A growing number of financial institutions—like Fifth Third—are hiring full-time social media strategists.

While that isn't possible for many, particularly smaller banks strapped for resources, the fact remains that blogs and tweets don't write themselves, and even the simplest Facebook pages need at least minimal maintenance.

Figuring out who's going to oversee the effort before embarking is crucial.

First Mariner's Lynch estimates that he and two other employees spend a combined total of an hour a day working on the bank's social media initiatives, which he finds sufficient. "We make it part of our daily activities," he says.

One crucial tip: Don't relegate social media projects to interns or junior staffers simply because those projects don't cost anything, or because your bank's youngest employees might be the ones most familiar with the technology behind them.

Banks active in social media say it requires a seasoned employee. They also generally designate others in different departments to help behind the scenes as needed.
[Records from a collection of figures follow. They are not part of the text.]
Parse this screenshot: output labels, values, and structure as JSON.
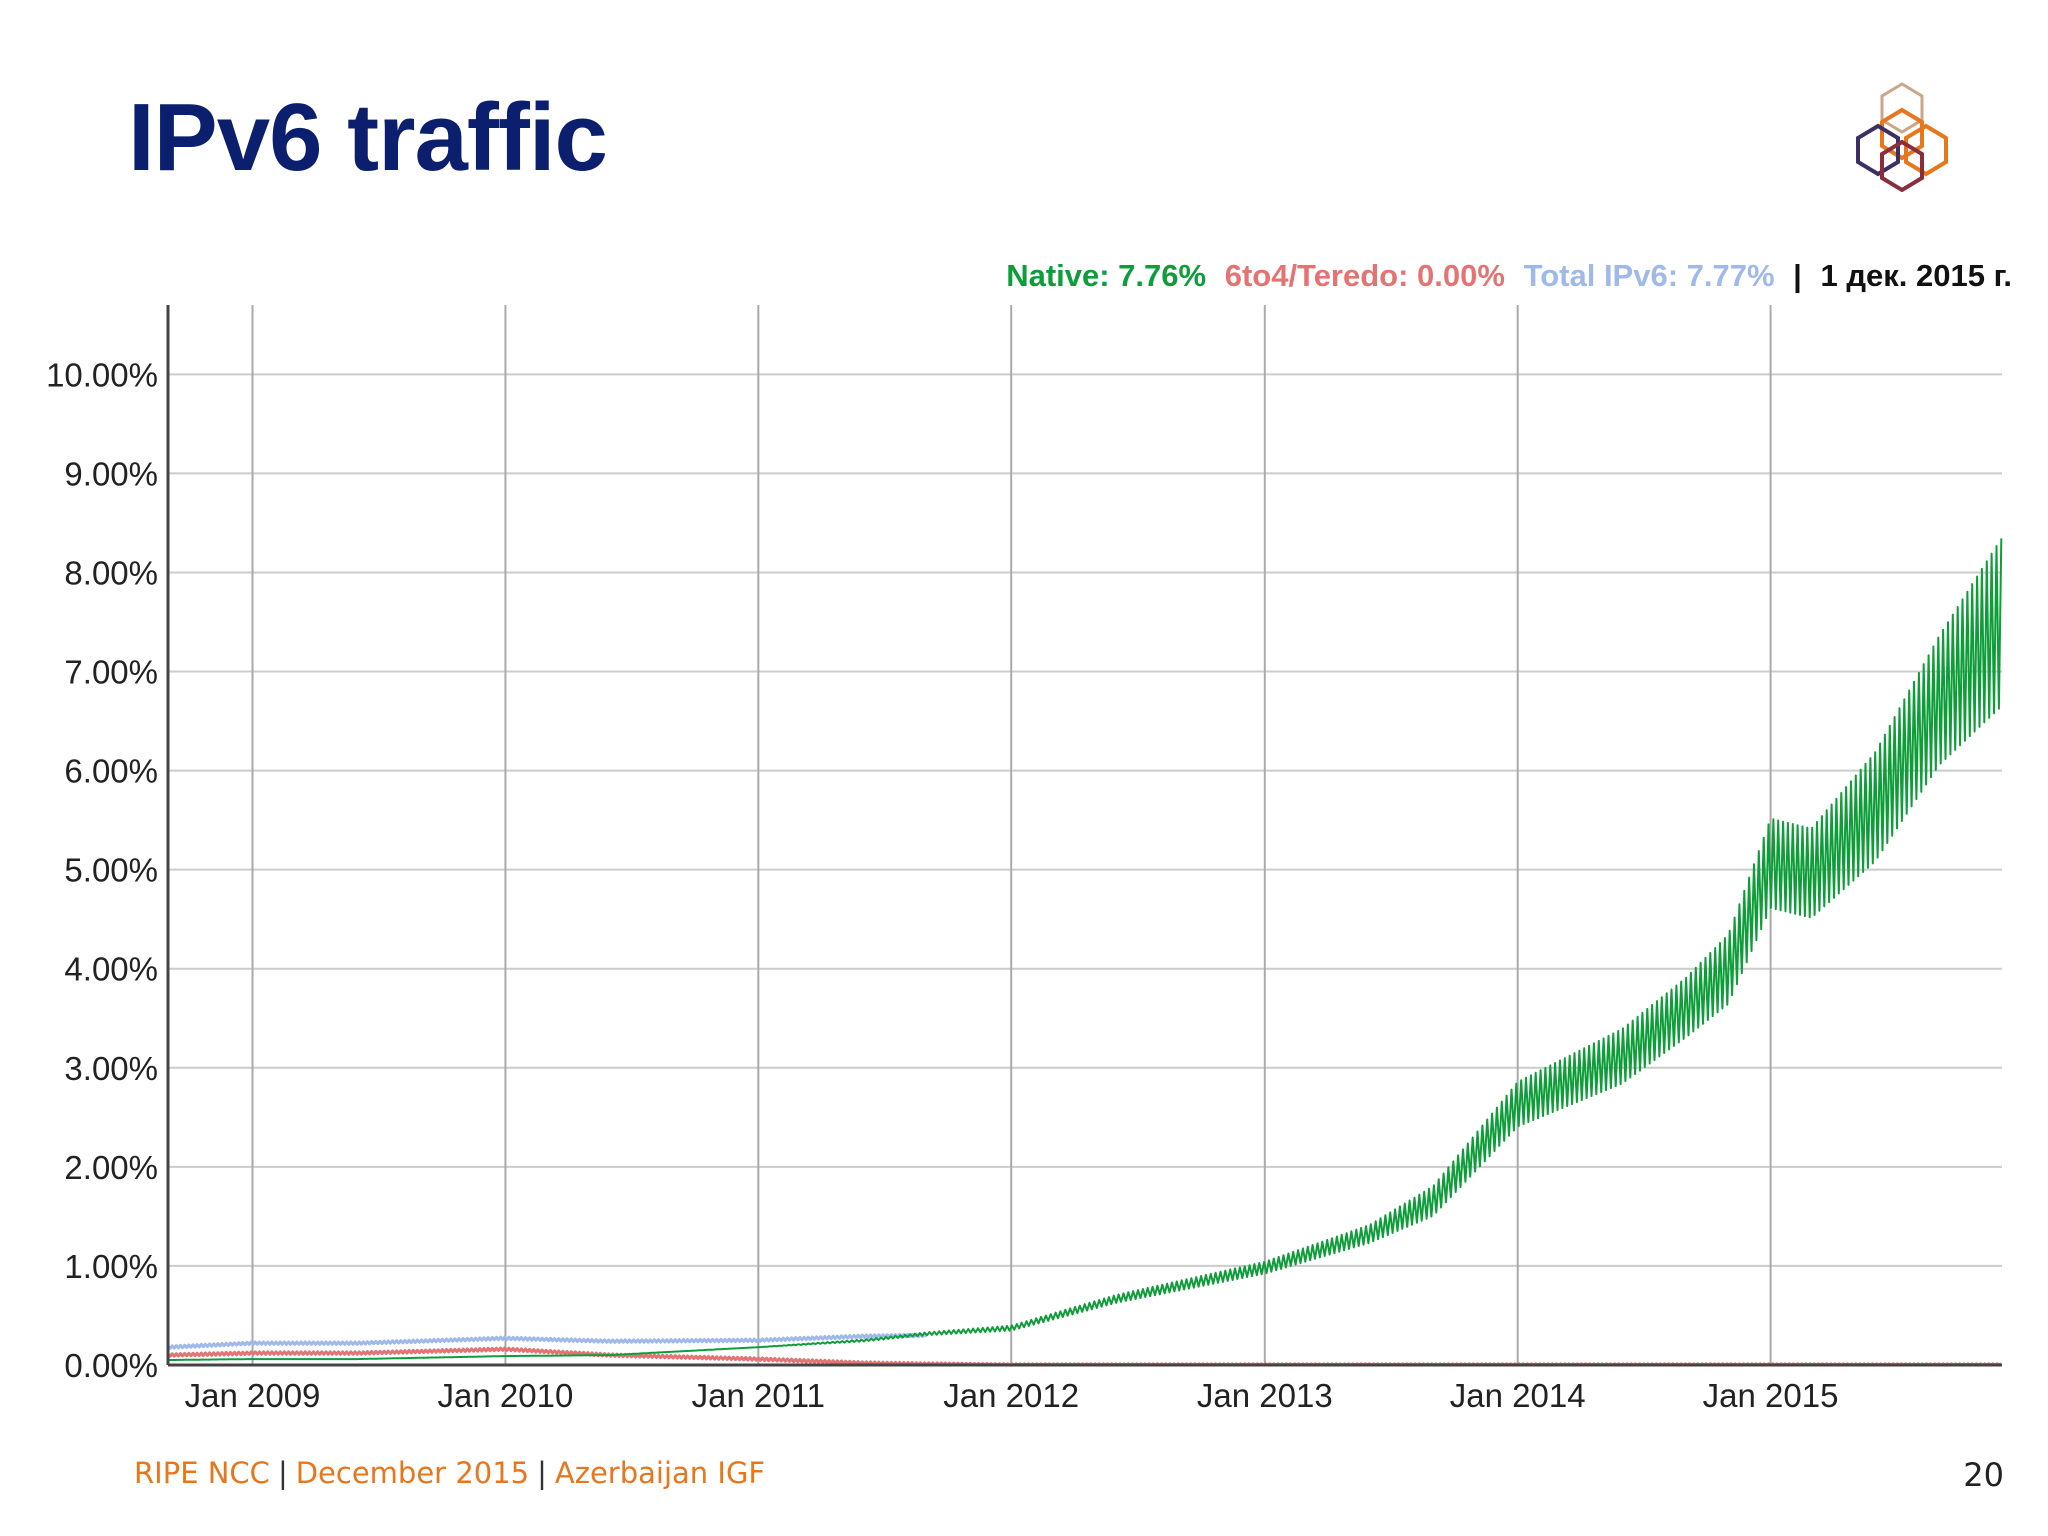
{
  "slide": {
    "title": "IPv6 traffic",
    "page_number": "20"
  },
  "footer": {
    "org": "RIPE NCC",
    "date": "December 2015",
    "event": "Azerbaijan IGF"
  },
  "logo": {
    "icon": "ripe-ncc-hexagon-cube-logo"
  },
  "chart_data": {
    "type": "line",
    "title": "",
    "xlabel": "",
    "ylabel": "",
    "ylim": [
      0,
      10.7
    ],
    "xlim": [
      "2008-09-01",
      "2015-12-01"
    ],
    "grid": true,
    "legend_placement": "top-right",
    "y_ticks": [
      "0.00%",
      "1.00%",
      "2.00%",
      "3.00%",
      "4.00%",
      "5.00%",
      "6.00%",
      "7.00%",
      "8.00%",
      "9.00%",
      "10.00%"
    ],
    "x_ticks": [
      {
        "date": "2009-01-01",
        "label": "Jan 2009"
      },
      {
        "date": "2010-01-01",
        "label": "Jan 2010"
      },
      {
        "date": "2011-01-01",
        "label": "Jan 2011"
      },
      {
        "date": "2012-01-01",
        "label": "Jan 2012"
      },
      {
        "date": "2013-01-01",
        "label": "Jan 2013"
      },
      {
        "date": "2014-01-01",
        "label": "Jan 2014"
      },
      {
        "date": "2015-01-01",
        "label": "Jan 2015"
      }
    ],
    "legend": {
      "native_label": "Native: 7.76%",
      "tunnel_label": "6to4/Teredo: 0.00%",
      "total_label": "Total IPv6: 7.77%",
      "separator": "|",
      "date_label": "1 дек. 2015 г."
    },
    "colors": {
      "native": "#0f9d3a",
      "tunnel": "#e57373",
      "total": "#9fb9ea",
      "grid": "#cccccc",
      "axis": "#444444",
      "text": "#222222"
    },
    "series": [
      {
        "key": "total",
        "x": [
          "2008-09-01",
          "2009-01-01",
          "2009-06-01",
          "2010-01-01",
          "2010-06-01",
          "2011-01-01",
          "2011-06-01",
          "2011-09-01"
        ],
        "y": [
          0.18,
          0.22,
          0.22,
          0.27,
          0.24,
          0.25,
          0.29,
          0.3
        ]
      },
      {
        "key": "tunnel",
        "x": [
          "2008-09-01",
          "2009-01-01",
          "2009-06-01",
          "2010-01-01",
          "2010-06-01",
          "2011-01-01",
          "2011-06-01",
          "2011-09-01",
          "2012-01-01",
          "2015-12-01"
        ],
        "y": [
          0.1,
          0.12,
          0.12,
          0.16,
          0.1,
          0.06,
          0.02,
          0.01,
          0.0,
          0.0
        ]
      },
      {
        "key": "native",
        "x": [
          "2008-09-01",
          "2009-01-01",
          "2009-06-01",
          "2010-01-01",
          "2010-06-01",
          "2011-01-01",
          "2011-06-01",
          "2011-09-01",
          "2012-01-01",
          "2012-06-01",
          "2013-01-01",
          "2013-06-01",
          "2013-09-01",
          "2014-01-01",
          "2014-06-01",
          "2014-09-01",
          "2014-11-01",
          "2015-01-01",
          "2015-03-01",
          "2015-06-01",
          "2015-09-01",
          "2015-12-01"
        ],
        "y": [
          0.05,
          0.06,
          0.06,
          0.09,
          0.1,
          0.18,
          0.25,
          0.32,
          0.38,
          0.68,
          1.0,
          1.35,
          1.7,
          2.7,
          3.2,
          3.7,
          4.1,
          5.2,
          5.1,
          5.8,
          6.9,
          7.76
        ],
        "amplitude": [
          0,
          0,
          0,
          0,
          0,
          0,
          0.02,
          0.03,
          0.05,
          0.08,
          0.12,
          0.18,
          0.3,
          0.45,
          0.55,
          0.6,
          0.7,
          0.9,
          0.9,
          1.1,
          1.3,
          1.7
        ]
      }
    ]
  }
}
SunTrust's Buckridee says she has roughly 30 people who she goes to with questions as they arise—covering everything from fraud to mortgages—so she can get back to customers quickly with accurate information. "A lot of my job relies on stakeholders to understand the sense of urgency," she says. "On Twitter and on Facebook, we don't have the luxury of time."

Technology analyst Jack Vonder Heide, whose clients include many major banks and financial service firms, suggests that compliance officers be part of the social media team to avoid running afoul of privacy regulations.

He worries in particular about Facebook and the many kinks in its privacy settings. "Some regulatory compliance people would go crazy if they knew what their own bank had out there," says Vonder Heide.

Arvest's Kincy points out that, because everything said in a social media forum is public, the bank has to be comfortable that the person in charge is representing it well.

"It's as if you are talking to the media, so you need to be comfortable with their ability to stay within the brand, stay on message, to make good decisions about how to respond to a customer or help a customer who is in trouble," he says.


Anyone expecting social media efforts are going to provide instant payoff should think again. It can take a while for momentum to build.

After launching its blog in 2004, Verity Credit Union sat back and... waited."We heard crickets for a long time," says Storm. "It's been my experience that the only way to get a social media campaign off the ground is to do additional traditional marketing around it. It is never a 'build it and they will come' thing."

When Verity launched the Verity Mom campaign, it did so in conjunction with print and radio ads, branch signage, paid search marketing and community events.

Hall, of South Carolina Federal Credit Union, says he looks at social media as "a 30-year mortgage."

"I'm not getting into it to reinvest in the first one or two years," he says.

In the end, a financial institution is a financial institution, not a pop star or a brand of beer; banks and credit unions need to be realistic about the amount of attention they will attract in social media—even under the very best of circumstances. "You don't go to a rock concert with 100,000 people and see your banker get up on the stage," says ING Direct's Kelly.

"People just aren't that passionate about financial brands and they never will be," adds Pilcher, the marketing consultant. And with so many things teeming to grab attention, "there's only so much bandwidth we have personally. If I've got 10 minutes in the airport, am I really going to load up the bank website or ESPN.com?"